Darmanin tentou apresentar esse ataque como o ato de um indivíduo isolado e desequilibrado, não visando especificamente os curdos — ao mesmo tempo, prometeu “dar prioridade” sobre o assunto. A mensagem do ministro soou como uma repetição sinistra das palavras de outro Ministro do Interior igualmente desprezível, Manuel Valls, que fez as mesmas promessas após um dos piores ataques a população curda na França, em 2013.
Mas, até mesmo no caso do homem que matou os três ativistas Fidan Doğan, Sakine Cansız e Leyla Söylemez, há uma década, foi preso e morreu sob custódia. O caso ainda tem muitas áreas nebulosas. Ele permanece envolto em segredo de justiça por motivos de “assuntos de defesa nacional”, em particular no que diz respeito ao envolvimento dos serviços secretos turcos.
Ao longo da última década, o não levantamento do sigilo desse “segredo de defesa” gerou forte e compreensível desconfiança em relação às autoridades francesas entre os curdos do país.
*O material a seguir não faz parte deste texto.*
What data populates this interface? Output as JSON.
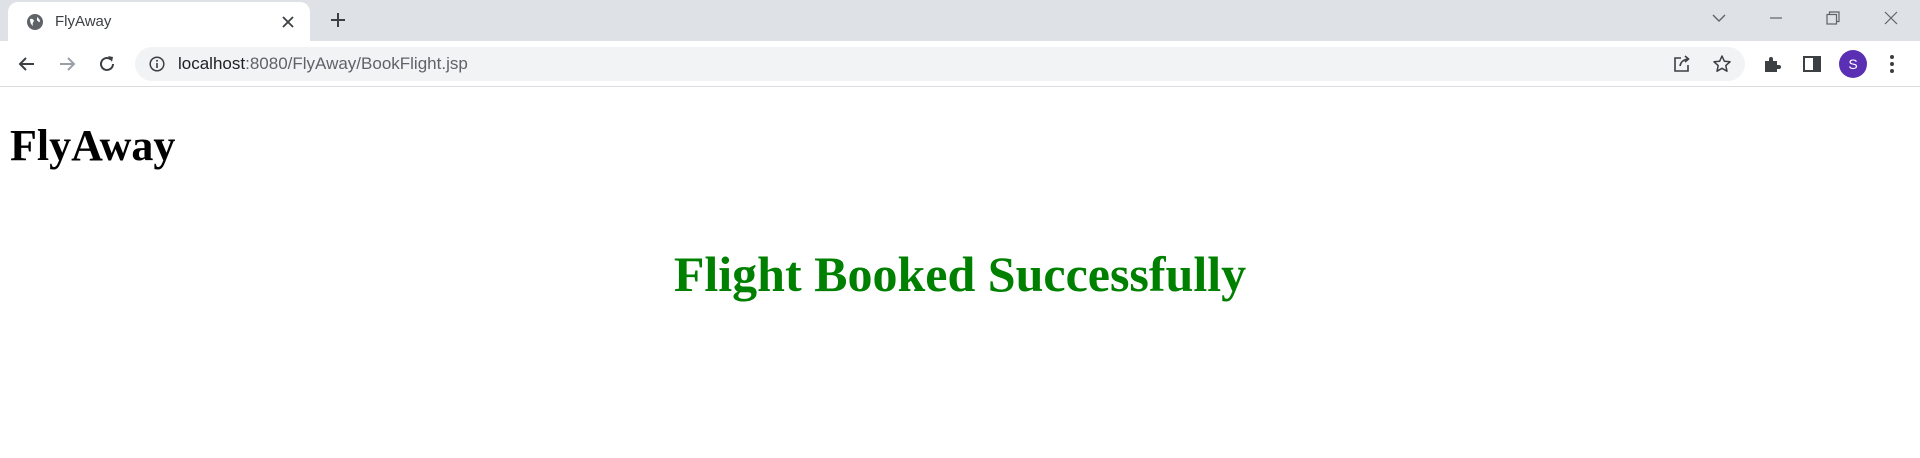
{
  "browser": {
    "tab": {
      "title": "FlyAway",
      "favicon": "globe-icon",
      "close_icon": "close-icon"
    },
    "new_tab_icon": "plus-icon",
    "window_controls": [
      "chevron-down-icon",
      "minimize-icon",
      "restore-icon",
      "close-icon"
    ],
    "toolbar": {
      "back_icon": "arrow-left-icon",
      "forward_icon": "arrow-right-icon",
      "reload_icon": "reload-icon",
      "site_info_icon": "info-icon",
      "url_host": "localhost",
      "url_path": ":8080/FlyAway/BookFlight.jsp",
      "share_icon": "share-icon",
      "bookmark_icon": "star-icon",
      "extensions_icon": "puzzle-icon",
      "side_panel_icon": "side-panel-icon",
      "profile_initial": "S",
      "menu_icon": "kebab-menu-icon"
    },
    "colors": {
      "tabstrip_bg": "#dee1e6",
      "omnibox_bg": "#f1f3f4",
      "avatar_bg": "#5b2fb3"
    }
  },
  "page": {
    "heading": "FlyAway",
    "message": "Flight Booked Successfully",
    "colors": {
      "message": "#008000",
      "heading": "#000000"
    }
  }
}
Nesse contexto, a visita de Darmanin e seu desprezo pelos líderes curdos, bem como o próprio conteúdo de seu discurso, acenderam o barril de pólvora da raiva e desencadearam uma revolta entre os muitos jovens curdos presentes, que entraram em confronto com a polícia durante toda a noite.
“Assim, a única intervenção do departamento de Darmanin foi reprimir aqueles que se reuniram após o ataque assassino contra três de seu próprio povo.”
A polícia de Darmanin desaprendeu qualquer outra forma de manter a ordem (como visto até mesmo com o espancamento de torcedores franceses na final da Liga dos Campeões de 2022) e, portanto, se contentou com lançar bombas de gás e agredir os manifestantes. Houve cenas semelhantes em Marselha, onde uma manifestação pacífica foi denunciada pela polícia.
No dia seguinte, 24 de dezembro, a manifestação para exigir justiça foi, mais uma vez, submetida ao uso massivo de gás lacrimogêneo. Assim, a única intervenção do departamento de Darmanin foi reprimir aqueles que se reuniram após o ataque assassino contra três de seu próprio povo. Incompetência oficial e racismo se complementavam perfeitamente.
No final, duas coisas se destacam após esse ataque. Primeiro, há uma necessidade urgente de uma ofensiva antifascista unida e realmente ativa para impedir a corrida desenfreada da França em direção à banalização do discurso racista e da violência fascista. Esse é um problema estrutural: não há dúvida de que, se a França continuar em seu curso atual, indivíduos ou grupos radicalizados cometerão novos ataques assassinos.
Nesse caso, há um segundo aspecto, mais especificamente relacionado a população curda. No comício realizado em 24 de dezembro, antes do uso massivo de gás lacrimogêneo contra os manifestantes, o parlamentar pró-Macron, Sylvain Maillard, prometeu que o governo francês “daria prioridade” sobre esse ataque. Para ter um pingo de credibilidade, as autoridades francesas poderiam começar levantando o sigilo sobre o triplo-homicídio ocorrido uma década atrás.